Este trabalho, com foco na cultura negra de Bom Despacho, e por meio do levantamento de
dados e registros junto aos órgãos públicos do município, pretende explicitar o cenário em
que a cultura negra do município se encontra e buscar referências sobre a cultura imaterial e
leis de preservação e propagação da mesma para que seja possível traçar as
potencialidades e entraves acerca da preservação do patrimônio imaterial dos negros em
Bom Despacho. Para isso este trabalho se estrutura em 5 capítulos: no primeiro será tratado
o município de Bom Despacho, sua contextualização e formação histórica, embasado em
documentos que relatam a primeira existência dos negros nestas terras; no segundo será
tratado a Comunidade Quilombola, sua formação e relevância para a preservação da cultura
negra; no terceiro capítulo será tratado como surgiu o quilombo urbano Carrapatos da
Tabatinga; o quarto capítulo trata-se do dialeto afro descendente denominado Gira da
Tabatinga e as ações para salvaguardá-la; no quinto será elencada as possíveis ações que,
de acordo com as leis de salvaguarda e de incentivo, podem fortalecer a cultura negra e o
bem imaterial; no ultimo será tecido as considerações finais ressaltando a importância da
preservação deste bem imaterial acerca de documentos, registros e levantamentos junto
aos órgãos públicos do município.

8º FÓRUM MESTRES E CONSELHEIROS: AGENTES MULTIPLICADORES DO PATRIMÔNIO


Belo Horizonte, de 22 a 24 de junho de 2016
A CULTURA NEGRA

Bom Despacho

O município de Bom Despacho está localizado no Centro Oeste mineiro, entre as cidades de
Nova Serrana e Luz, e a 141 km da capital Belo Horizonte. Com aproximadamente 1.212,7
km², no ano de 2010 contava com população de 45.624 mil habitantes (IBGE). Destes, 45%
negros e pardos. Segundo Rodrigues (1967), a história do município é ligada a de Pitangui –
localizado a 72,2 km de Bom Despacho -, que foi uma das primeiras vilas do ouro, a qual
pertenceu até o ano de 1880. Por meio da abertura de novos caminhos, chamada Picada
Pitangui-Piraquara-Paracatu, que cortou o atual município e quando as minas de Pitangui já
quase não forneciam mais ouro, todos que viviam diretamente e indiretamente da
garimpagem puseram-se no campo para exercer novas atividades econômicas, como as
agropecuárias e atividades agrícolas, ganhando concessões das terras que até então não
eram exploradas.

Exterminados os quilombos pela gente dita civilizada, vão sendo distribuídas


as sesmarias, povoam-se os campos, as vertentes, as colinas; formam-se
as primeiras fazendas de criar e, em compáscuos, vagueia o gado na
vastidão das pastagens naturais. (RODRIGUES, 1967, p.30).

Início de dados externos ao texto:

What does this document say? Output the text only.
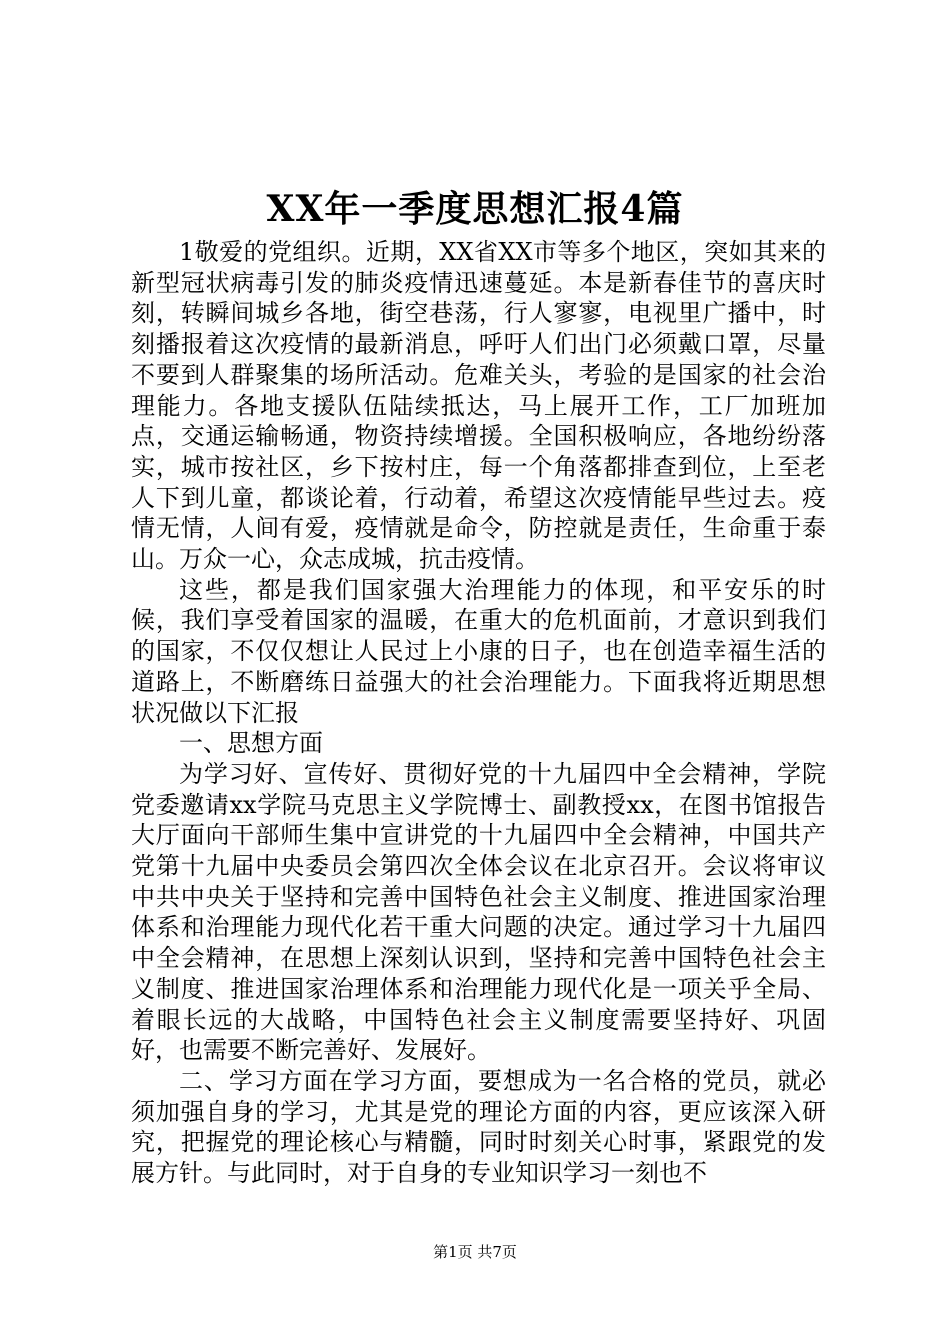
XX年一季度思想汇报4篇

1敬爱的党组织。近期，XX省XX市等多个地区，突如其来的新型冠状病毒引发的肺炎疫情迅速蔓延。本是新春佳节的喜庆时刻，转瞬间城乡各地，街空巷荡，行人寥寥，电视里广播中，时刻播报着这次疫情的最新消息，呼吁人们出门必须戴口罩，尽量不要到人群聚集的场所活动。危难关头，考验的是国家的社会治理能力。各地支援队伍陆续抵达，马上展开工作，工厂加班加点，交通运输畅通，物资持续增援。全国积极响应，各地纷纷落实，城市按社区，乡下按村庄，每一个角落都排查到位，上至老人下到儿童，都谈论着，行动着，希望这次疫情能早些过去。疫情无情，人间有爱，疫情就是命令，防控就是责任，生命重于泰山。万众一心，众志成城，抗击疫情。

这些，都是我们国家强大治理能力的体现，和平安乐的时候，我们享受着国家的温暖，在重大的危机面前，才意识到我们的国家，不仅仅想让人民过上小康的日子，也在创造幸福生活的道路上，不断磨练日益强大的社会治理能力。下面我将近期思想状况做以下汇报

一、思想方面

为学习好、宣传好、贯彻好党的十九届四中全会精神，学院党委邀请xx学院马克思主义学院博士、副教授xx，在图书馆报告大厅面向干部师生集中宣讲党的十九届四中全会精神，中国共产党第十九届中央委员会第四次全体会议在北京召开。会议将审议中共中央关于坚持和完善中国特色社会主义制度、推进国家治理体系和治理能力现代化若干重大问题的决定。通过学习十九届四中全会精神，在思想上深刻认识到，坚持和完善中国特色社会主义制度、推进国家治理体系和治理能力现代化是一项关乎全局、着眼长远的大战略，中国特色社会主义制度需要坚持好、巩固好，也需要不断完善好、发展好。

二、学习方面在学习方面，要想成为一名合格的党员，就必须加强自身的学习，尤其是党的理论方面的内容，更应该深入研究，把握党的理论核心与精髓，同时时刻关心时事，紧跟党的发展方针。与此同时，对于自身的专业知识学习一刻也不

第1页 共7页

As concessões de terras foram dadas por meio do documento Título de Concessão de


Sesmarias (1763), na qual relata a primeira referência da presença dos negros no município,
referenciados de “feras e negros do mato”.

Em dois de maio de 1758, [...] perferirão 14 armas de fogo, cavalos de carga


pa. Comerem e cortarão o Rio Lambary tê o Rio São Francisco a desflorar
terras e campos para criar gado[...] estando este pedaço de sertão tê ali
poboado de feras e negros do Mato [...]. (RODRIGUES, 1967, p.36).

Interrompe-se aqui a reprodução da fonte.